如果你有一个资源稀缺的嵌入式系统,JIT 就没有机会对抗 AOT。
然而,以上都是理论。在实践中,创建这样一个先进的 JIT 编译器比一个像样的 AOT 编译器要复杂得多。一些实际证据怎么样?
In theory, a JIT compiler has an advantage over AOT if it has enough time and computational resources available. For instance, if you have an enterprise app running for days and months on a multiprocessor server with plenty of RAM, the JIT compiler can produce better code than any AOT compiler.
Now, if you have a desktop app, things like fast startup and initial response time (where AOT shines) become more important, plus the computer may not have sufficient resources for the most advanced optimizations.
And if you have an embedded system with scarce resources, JIT has no chance against AOT.
However, the above was all theory. In practice, creating such an advanced JIT compiler is way more complicated than a decent AOT one. How about some practical evidence?
Java 跨虚拟方法边界内联和执行高效接口分派的能力需要在编译之前进行运行时分析 - 换句话说,它需要 JIT。由于所有方法都是虚拟的并且接口“无处不在”,所以它产生了很大的差异。
Java's ability to inline across virtual method boundaries and perform efficient interface dispatch requires runtime analysis before compiling - in other words it requires a JIT. Since all methods are virtual and interfaces are used "everywhere", it makes a big difference.
JIT 可以识别并消除一些只能在运行时才能知道的条件。一个主要的例子是消除现代虚拟机使用的虚拟调用 - 例如,当 JVM 发现
invokevirtual
或invokeinterface
指令时,如果只加载了一个覆盖所调用方法的类,虚拟机实际上可以使该虚拟调用静态,从而能够内联它。另一方面,对于 C 程序,函数指针始终是函数指针,并且不能内联对它的调用(无论如何,在一般情况下)。这是 JVM 能够内联虚拟调用的情况:
假设我们不在其他地方创建
A
或B
实例,并且someCondition
设置为true
,JVM 知道对doIt()
的调用始终意味着A.doIt
,因此可以避免方法表查找,然后内联调用。非 JIT 环境中的类似构造不会是内联的。JITs can identify and eliminate some conditions which can only be known at runtime. A prime example is the elimination of virtual calls modern VMs use - e.g., when the JVM finds an
invokevirtual
orinvokeinterface
instruction, if only one class overriding the invoked method has been loaded, the VM can actually make that virtual call static and is thus able to inline it. To a C program, on the other hand, a function pointer is always a function pointer, and a call to it can't be inlined (in the general case, anyway).Here's a situation where the JVM is able to inline a virtual call:
Assuming we don't go around creating
A
orB
instances elsewhere and thatsomeCondition
is set totrue
, the JVM knows that the call todoIt()
always meansA.doIt
, and can therefore avoid the method table lookup, and then inline the call. A similar construct in a non-JITted environment would not be inlinable.我认为官方的 Java 编译器是 JIT 编译器这一事实是其中很大一部分原因。与 Java 机器代码编译器相比,优化 JVM 花费了多少时间?
I think the fact that the official Java compiler is a JIT compiler is a large part of this. How much time has been spent optimizing the JVM vs. a machine code compiler for Java?

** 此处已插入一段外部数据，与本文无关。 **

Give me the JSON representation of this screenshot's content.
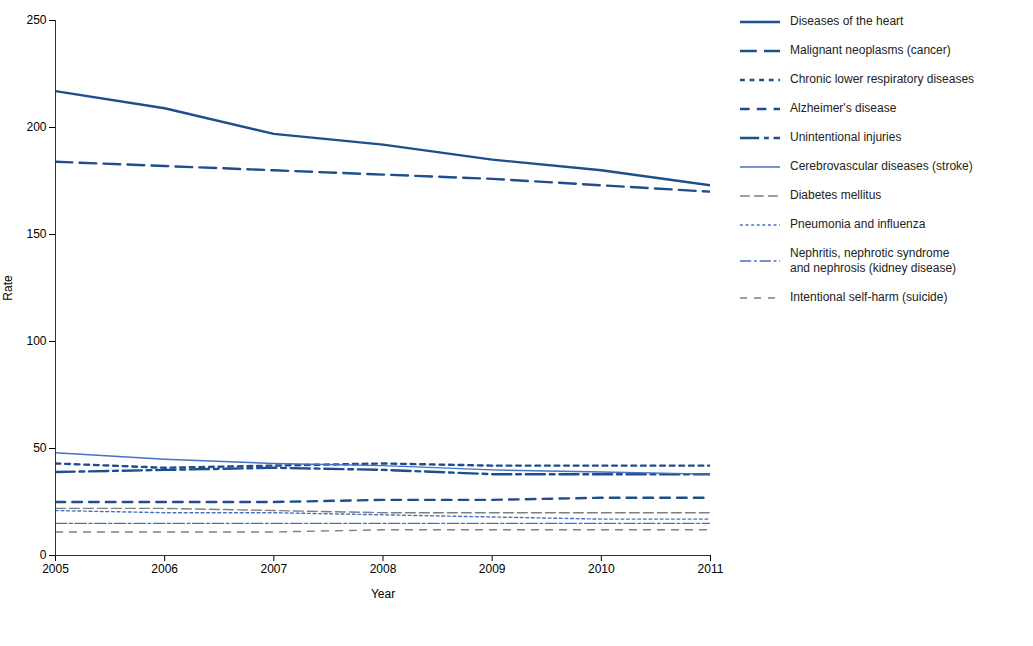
{
  "chart_data": {
    "type": "line",
    "xlabel": "Year",
    "ylabel": "Rate",
    "x": [
      2005,
      2006,
      2007,
      2008,
      2009,
      2010,
      2011
    ],
    "xlim": [
      2005,
      2011
    ],
    "xticks": [
      2005,
      2006,
      2007,
      2008,
      2009,
      2010,
      2011
    ],
    "ylim": [
      0,
      250
    ],
    "yticks": [
      0,
      50,
      100,
      150,
      200,
      250
    ],
    "grid": false,
    "legend": "right",
    "series": [
      {
        "name": "Diseases of the heart",
        "color": "#1F4E8C",
        "line_style": "solid",
        "values": [
          217,
          209,
          197,
          192,
          185,
          180,
          173
        ]
      },
      {
        "name": "Malignant neoplasms (cancer)",
        "color": "#1F4E8C",
        "line_style": "dashed",
        "values": [
          184,
          182,
          180,
          178,
          176,
          173,
          170
        ]
      },
      {
        "name": "Chronic lower respiratory diseases",
        "color": "#1F4E8C",
        "line_style": "dotted",
        "values": [
          43,
          41,
          42,
          43,
          42,
          42,
          42
        ]
      },
      {
        "name": "Alzheimer's disease",
        "color": "#1F4E8C",
        "line_style": "dashed_short",
        "values": [
          25,
          25,
          25,
          26,
          26,
          27,
          27
        ]
      },
      {
        "name": "Unintentional injuries",
        "color": "#1F4E8C",
        "line_style": "dashdot",
        "values": [
          39,
          40,
          41,
          40,
          38,
          38,
          38
        ]
      },
      {
        "name": "Cerebrovascular diseases (stroke)",
        "color": "#4472C4",
        "line_style": "solid",
        "values": [
          48,
          45,
          43,
          42,
          40,
          39,
          38
        ]
      },
      {
        "name": "Diabetes mellitus",
        "color": "#7F7F7F",
        "line_style": "dashed",
        "values": [
          22,
          22,
          21,
          20,
          20,
          20,
          20
        ]
      },
      {
        "name": "Pneumonia and influenza",
        "color": "#4472C4",
        "line_style": "dotted",
        "values": [
          21,
          20,
          20,
          19,
          18,
          17,
          17
        ]
      },
      {
        "name": "Nephritis, nephrotic syndrome\nand nephrosis (kidney disease)",
        "color": "#4472C4",
        "line_style": "dashdot",
        "values": [
          15,
          15,
          15,
          15,
          15,
          15,
          15
        ]
      },
      {
        "name": "Intentional self-harm (suicide)",
        "color": "#7F7F7F",
        "line_style": "dashed_long",
        "values": [
          11,
          11,
          11,
          12,
          12,
          12,
          12
        ]
      }
    ]
  }
}
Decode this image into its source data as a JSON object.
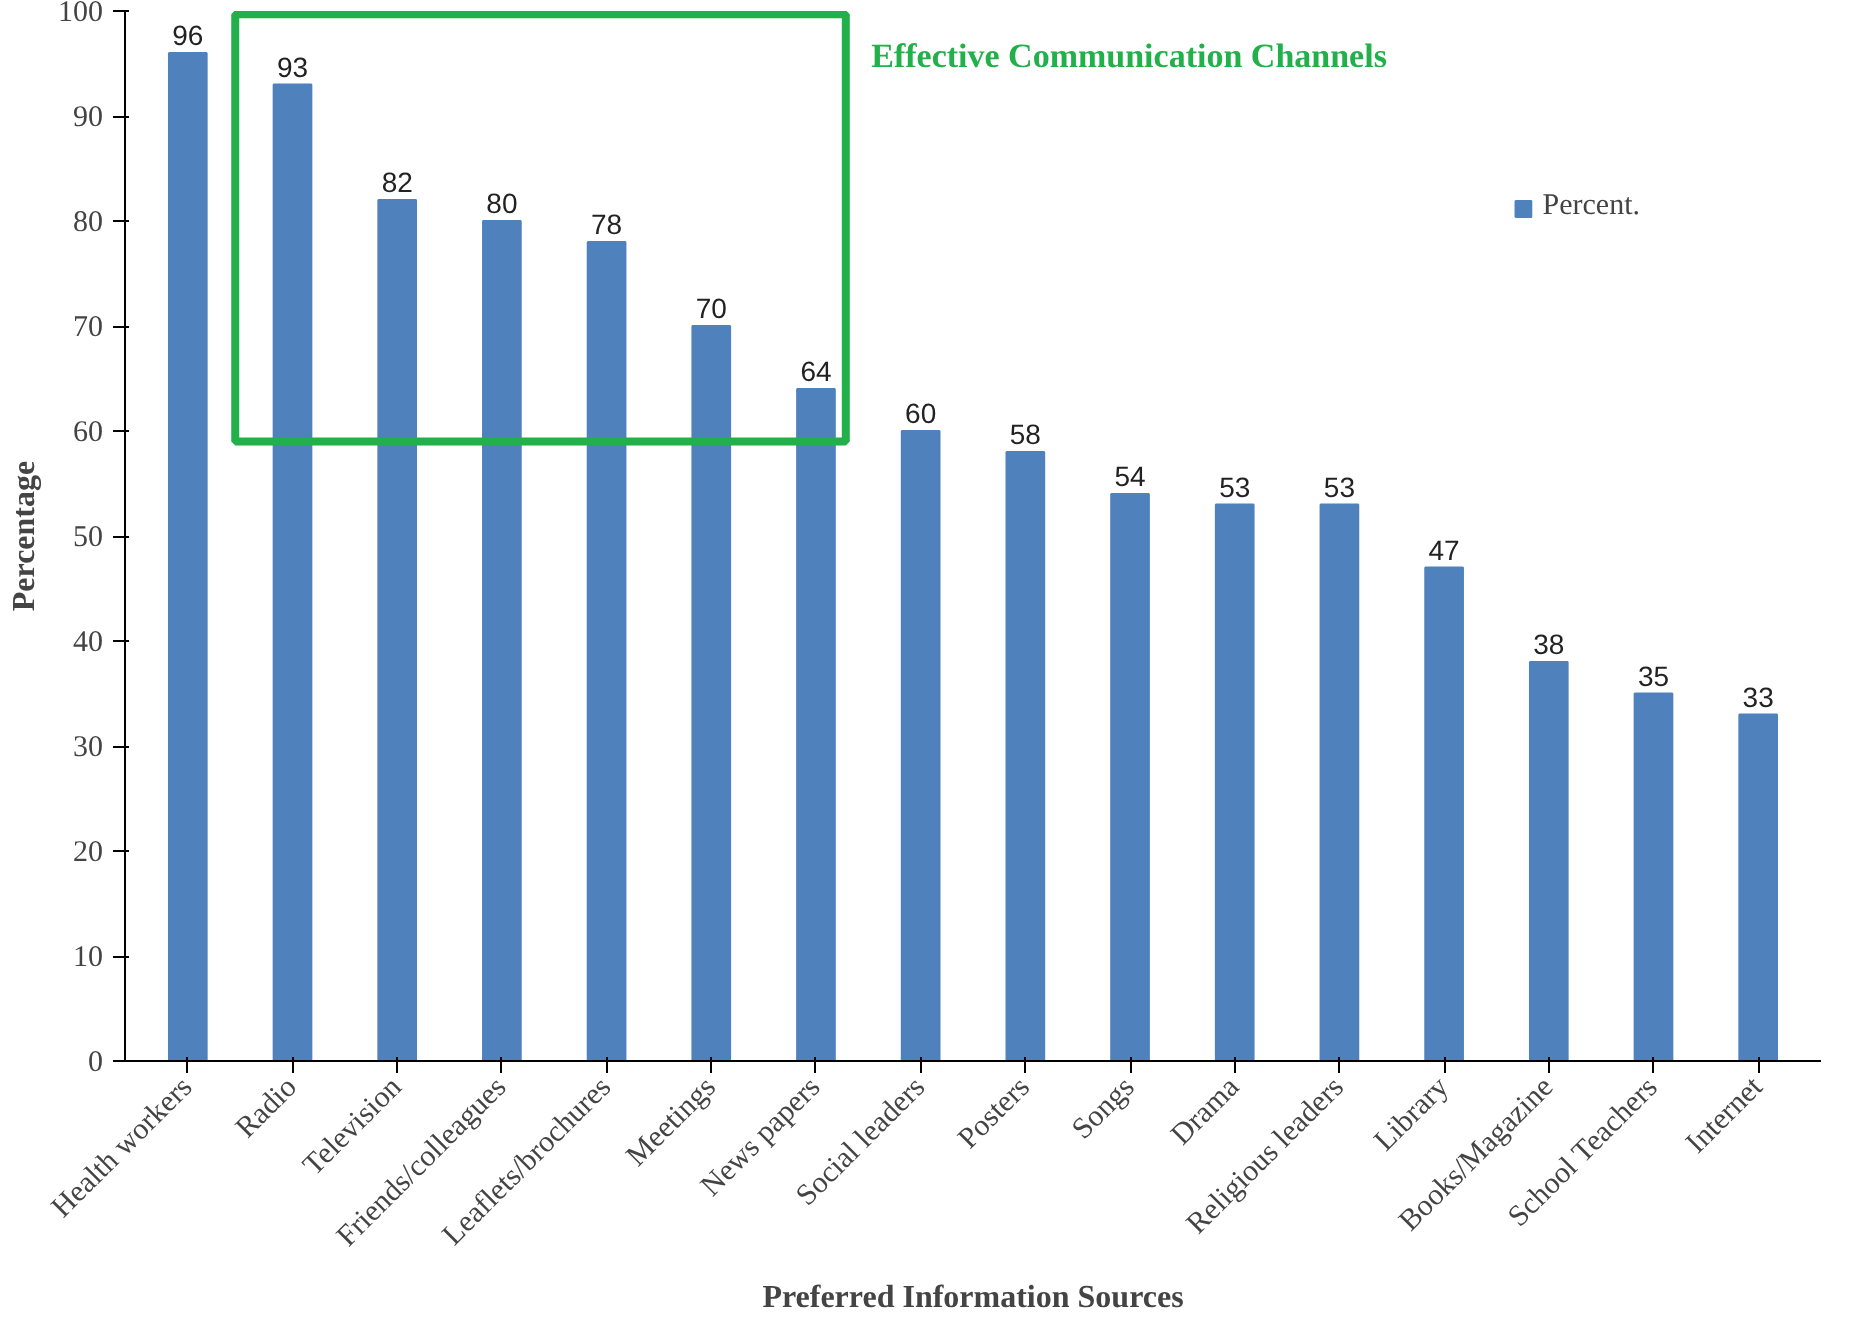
{
  "chart_data": {
    "type": "bar",
    "xlabel": "Preferred Information Sources",
    "ylabel": "Percentage",
    "categories": [
      "Health workers",
      "Radio",
      "Television",
      "Friends/colleagues",
      "Leaflets/brochures",
      "Meetings",
      "News papers",
      "Social leaders",
      "Posters",
      "Songs",
      "Drama",
      "Religious leaders",
      "Library",
      "Books/Magazine",
      "School Teachers",
      "Internet"
    ],
    "series": [
      {
        "name": "Percent.",
        "color": "#4f81bd",
        "values": [
          96,
          93,
          82,
          80,
          78,
          70,
          64,
          60,
          58,
          54,
          53,
          53,
          47,
          38,
          35,
          33
        ]
      }
    ],
    "ylim": [
      0,
      100
    ],
    "yticks": [
      0,
      10,
      20,
      30,
      40,
      50,
      60,
      70,
      80,
      90,
      100
    ],
    "grid": false,
    "legend": "top right",
    "data_labels": true,
    "annotations": [
      "Effective Communication Channels"
    ]
  }
}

迪米特里·莱斯科夫(Dimitry Leskov)绝对是对的。
以上所有只是关于如何使 JIT 更快的理论,实现每个场景几乎是不可能的。此外,由于 x86_64 CPU 上只有少数不同的指令集,因此针对当前 CPU 上的每个指令集几乎没有什么好处。在本机代码中构建性能关键型应用程序时,我始终遵循以 x86_64 和 SSE4.2 为目标的规则。 Java 的基本结构造成了大量的限制,JNI 可以帮助您展示它的效率是多么低下,而 JIT 只是通过使其整体速度更快来粉饰这一点。除了默认情况下每个函数都是虚拟的这一事实之外,它还在运行时使用类类型,而不是例如 C++。 C++ 在性能方面具有很大的优势,因为不需要在运行时加载类对象,所有数据块都在内存中分配,并且仅在请求时才进行初始化。换句话说,C++ 在运行时没有类类型。 Java 类是实际的对象,而不仅仅是模板。我不打算讨论 GC,因为那是无关紧要的。 Java 字符串也较慢,因为它们使用动态字符串池,这需要运行时每次在池表中进行字符串搜索。其中许多问题是由于 Java 最初构建时并不是为了快速,所以它的基础总是很慢。大多数本机语言(主要是 C/C++)都是专门为精简而构建的,不会浪费内存或资源。事实上,Java 的前几个版本非常慢并且浪费内存,有很多不必要的变量元数据等等。就像今天一样,JIT 能够生成比 AOT 语言更快的代码仍然是一个理论。
考虑一下 JIT 需要跟踪执行惰性 JIT 的所有工作,每次调用函数时递增计数器,检查它被调用了多少次......等等。运行 JIT 需要花费大量时间。在我看来,这种交换是不值得的。这只是在 PC 上
尝试过在 Raspberry 和其他嵌入式设备上运行 Java 吗?绝对糟糕的表现。 Raspberry 上的 JavaFX?连功能都没有...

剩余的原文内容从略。